Biografi Fernando Torres – Fernando Torres adalah salah satu pemain sepak bola paling populer akhir-akhir ini dan telah mencapai prestasi yang luar biasa sejak usia dini. Kepribadian olahraga berbakat ini memendam impian menjadi pemain sepak bola dan meskipun orang tuanya termasuk keluarga kelas menengah, memupuk mimpi ini dan mengantarnya ke olahraga ini. Kakeknya adalah pengikut klub ‘Atlético Madrid’ dan dia mengenal Torres dengan nama tersebut, dan sejak itu dia ingin menjadi bagian dari klub sepak bola itu. Dia selalu bersemangat tentang permainan dan bekerja keras hari demi hari untuk meningkatkan penampilannya. Dia berpartisipasi dalam banyak pertandingan yang diselenggarakan di negara asalnya dan pada usia lima belas tahun dia dilantik ke dalam klub Atlético. Dia muncul sebagai pemain hebat dan menjadi aset klub. Segera, ia menjadi salah satu pemain sepak bola paling terkenal dan berbagai klub menginginkannya menjadi bagian dari tim mereka. Namun, setelah menolak banyak tawaran seperti itu, dia memutuskan untuk mengubah klubnya menjadi ‘Liverpool F.C.’ yang merupakan salah satu klub sepak bola paling terkenal.
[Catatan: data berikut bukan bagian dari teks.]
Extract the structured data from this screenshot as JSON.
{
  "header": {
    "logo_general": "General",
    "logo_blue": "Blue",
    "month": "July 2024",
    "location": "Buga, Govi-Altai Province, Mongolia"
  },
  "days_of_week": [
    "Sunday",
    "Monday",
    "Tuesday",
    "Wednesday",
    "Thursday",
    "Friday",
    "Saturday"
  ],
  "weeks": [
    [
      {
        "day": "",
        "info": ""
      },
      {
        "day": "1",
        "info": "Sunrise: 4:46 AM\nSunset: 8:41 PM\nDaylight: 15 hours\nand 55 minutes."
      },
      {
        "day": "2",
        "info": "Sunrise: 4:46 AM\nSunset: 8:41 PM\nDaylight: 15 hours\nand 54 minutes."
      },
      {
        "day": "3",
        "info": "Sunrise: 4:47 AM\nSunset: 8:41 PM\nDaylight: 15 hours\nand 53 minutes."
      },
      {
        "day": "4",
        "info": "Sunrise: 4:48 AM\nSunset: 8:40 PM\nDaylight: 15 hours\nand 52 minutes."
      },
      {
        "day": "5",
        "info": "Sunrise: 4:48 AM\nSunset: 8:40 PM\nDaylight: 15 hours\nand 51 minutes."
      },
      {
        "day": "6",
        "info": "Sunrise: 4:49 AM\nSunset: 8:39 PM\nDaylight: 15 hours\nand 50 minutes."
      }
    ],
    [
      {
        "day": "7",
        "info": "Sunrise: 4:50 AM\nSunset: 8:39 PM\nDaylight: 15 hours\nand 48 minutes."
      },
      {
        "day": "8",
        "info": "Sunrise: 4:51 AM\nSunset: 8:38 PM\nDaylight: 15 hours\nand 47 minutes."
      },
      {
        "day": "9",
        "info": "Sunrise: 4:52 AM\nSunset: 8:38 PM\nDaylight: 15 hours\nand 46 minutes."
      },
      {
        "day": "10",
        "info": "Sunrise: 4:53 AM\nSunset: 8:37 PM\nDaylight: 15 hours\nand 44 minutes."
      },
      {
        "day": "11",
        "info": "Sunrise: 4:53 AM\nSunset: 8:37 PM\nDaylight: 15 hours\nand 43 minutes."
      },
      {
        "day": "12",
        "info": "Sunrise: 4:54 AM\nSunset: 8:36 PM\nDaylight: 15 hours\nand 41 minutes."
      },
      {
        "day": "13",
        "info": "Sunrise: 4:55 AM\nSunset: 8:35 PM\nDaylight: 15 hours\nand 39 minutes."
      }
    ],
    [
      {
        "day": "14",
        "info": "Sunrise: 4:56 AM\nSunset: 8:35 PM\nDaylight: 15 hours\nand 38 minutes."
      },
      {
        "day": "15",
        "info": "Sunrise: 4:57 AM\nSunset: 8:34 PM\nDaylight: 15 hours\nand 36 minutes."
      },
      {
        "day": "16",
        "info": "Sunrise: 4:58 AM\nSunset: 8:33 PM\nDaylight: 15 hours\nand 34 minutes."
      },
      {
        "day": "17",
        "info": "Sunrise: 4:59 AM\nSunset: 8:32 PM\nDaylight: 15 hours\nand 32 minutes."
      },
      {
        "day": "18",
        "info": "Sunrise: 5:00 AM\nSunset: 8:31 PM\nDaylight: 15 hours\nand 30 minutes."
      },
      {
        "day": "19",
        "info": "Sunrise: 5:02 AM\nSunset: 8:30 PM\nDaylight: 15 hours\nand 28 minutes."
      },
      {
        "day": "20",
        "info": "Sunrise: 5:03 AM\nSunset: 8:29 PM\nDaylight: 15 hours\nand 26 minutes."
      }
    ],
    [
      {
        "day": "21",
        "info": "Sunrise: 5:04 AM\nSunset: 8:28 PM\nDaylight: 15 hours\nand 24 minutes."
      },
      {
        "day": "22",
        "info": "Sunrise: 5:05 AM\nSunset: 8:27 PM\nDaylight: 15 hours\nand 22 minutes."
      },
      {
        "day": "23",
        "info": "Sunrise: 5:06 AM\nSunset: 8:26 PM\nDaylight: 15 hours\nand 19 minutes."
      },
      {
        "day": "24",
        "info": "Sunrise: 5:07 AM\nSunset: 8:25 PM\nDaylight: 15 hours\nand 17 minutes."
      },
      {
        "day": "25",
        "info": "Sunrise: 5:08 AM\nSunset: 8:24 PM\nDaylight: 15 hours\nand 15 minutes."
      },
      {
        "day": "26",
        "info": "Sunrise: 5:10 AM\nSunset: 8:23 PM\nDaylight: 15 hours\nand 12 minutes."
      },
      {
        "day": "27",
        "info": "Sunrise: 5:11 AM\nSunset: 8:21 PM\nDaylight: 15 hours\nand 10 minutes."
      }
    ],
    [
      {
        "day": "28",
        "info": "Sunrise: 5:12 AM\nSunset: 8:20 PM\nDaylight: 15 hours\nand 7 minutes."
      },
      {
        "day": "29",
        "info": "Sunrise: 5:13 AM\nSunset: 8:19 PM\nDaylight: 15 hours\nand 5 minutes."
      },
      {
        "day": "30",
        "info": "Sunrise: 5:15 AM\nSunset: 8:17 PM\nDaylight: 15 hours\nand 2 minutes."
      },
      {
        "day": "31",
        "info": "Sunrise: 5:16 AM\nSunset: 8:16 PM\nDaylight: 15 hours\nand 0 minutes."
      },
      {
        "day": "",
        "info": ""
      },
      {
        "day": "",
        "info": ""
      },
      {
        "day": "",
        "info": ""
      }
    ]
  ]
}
Kepribadian olahraga ini telah mengalami banyak situasi mimpi-jadi-kenyataan, dan salah satunya adalah menjadi anggota aktif tim nasional Spanyol ketika memenangkan ‘Piala Dunia FIFA’ pertamanya.

Masa Kecil & Kehidupan Awal

Ia lahir dari pasangan José Torres dan Flori Sanz pada tanggal 20 Maret 1984, di kota Fuenlabrada Madrid. Dia memiliki dua saudara kandung Israel dan Mari Paz, dan Fernando adalah yang termuda.
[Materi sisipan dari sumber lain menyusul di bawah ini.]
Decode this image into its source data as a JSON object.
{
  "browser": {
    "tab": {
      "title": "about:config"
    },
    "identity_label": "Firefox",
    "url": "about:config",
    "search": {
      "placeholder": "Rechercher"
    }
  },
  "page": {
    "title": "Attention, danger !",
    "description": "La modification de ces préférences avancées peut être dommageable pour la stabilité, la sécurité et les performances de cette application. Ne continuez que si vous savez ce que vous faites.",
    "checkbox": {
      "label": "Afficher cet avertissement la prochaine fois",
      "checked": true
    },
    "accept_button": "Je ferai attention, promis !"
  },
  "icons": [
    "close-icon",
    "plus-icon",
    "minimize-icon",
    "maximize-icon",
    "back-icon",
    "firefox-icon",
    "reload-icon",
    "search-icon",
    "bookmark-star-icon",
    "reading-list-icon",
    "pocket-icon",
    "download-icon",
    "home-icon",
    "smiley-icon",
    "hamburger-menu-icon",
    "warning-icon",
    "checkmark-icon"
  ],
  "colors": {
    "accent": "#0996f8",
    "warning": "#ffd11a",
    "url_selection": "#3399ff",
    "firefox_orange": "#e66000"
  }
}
Dia tertarik dengan permainan sepak bola sejak masa kecilnya dan pada tahun 1989, dia bergabung dengan tim ‘Parque 84’ dan berpartisipasi dalam turnamen sepak bola yang diselenggarakan secara lokal.

Dia diperkenalkan ke tim ‘Atlético Madrid’ oleh kakeknya, yang merupakan pengikut tim itu. Dia mulai bermain sebagai penjaga gawang dan kemudian bermain sebagai striker. Pada tahun 1991, ia menjadi anggota tim lokal ‘Mario’s Holland’ di mana ia bermain sebagai penyerang dan tampil dengan baik.

Pada tahun 1992, keluarganya pindah ke Estorde, Galicia, dan tahun berikutnya, dia kewalahan melihat trofi tim ‘Atlético Madrid’ ketika ayahnya membawanya ke ruang piala tim.

Ketika dia berusia sepuluh tahun, dia bermain untuk tim ‘Rayo 13’ dan mencetak 55 gol dalam satu musim dan terpilih untuk uji coba Atlético. Penampilannya memukau para pemandu dan Fernando dilantik ke dalam sistem yunior klub pada tahun 1995.

Karier

Pada tahun 1998, ia berpartisipasi dalam ‘Nike Cup’ sebagai pemain tim U-15 dan timnya Atlético muncul sebagai pemenang dalam permainan tersebut.

Klub Atlético Madrid menandatangani kontrak dengan Torres pada 1999, dan ini menandai awal karir sepak bola profesionalnya. Setahun kemudian, dia dipindahkan dari tim yunior dan dimasukkan ke dalam ‘Divisi Kehormatan’ klub.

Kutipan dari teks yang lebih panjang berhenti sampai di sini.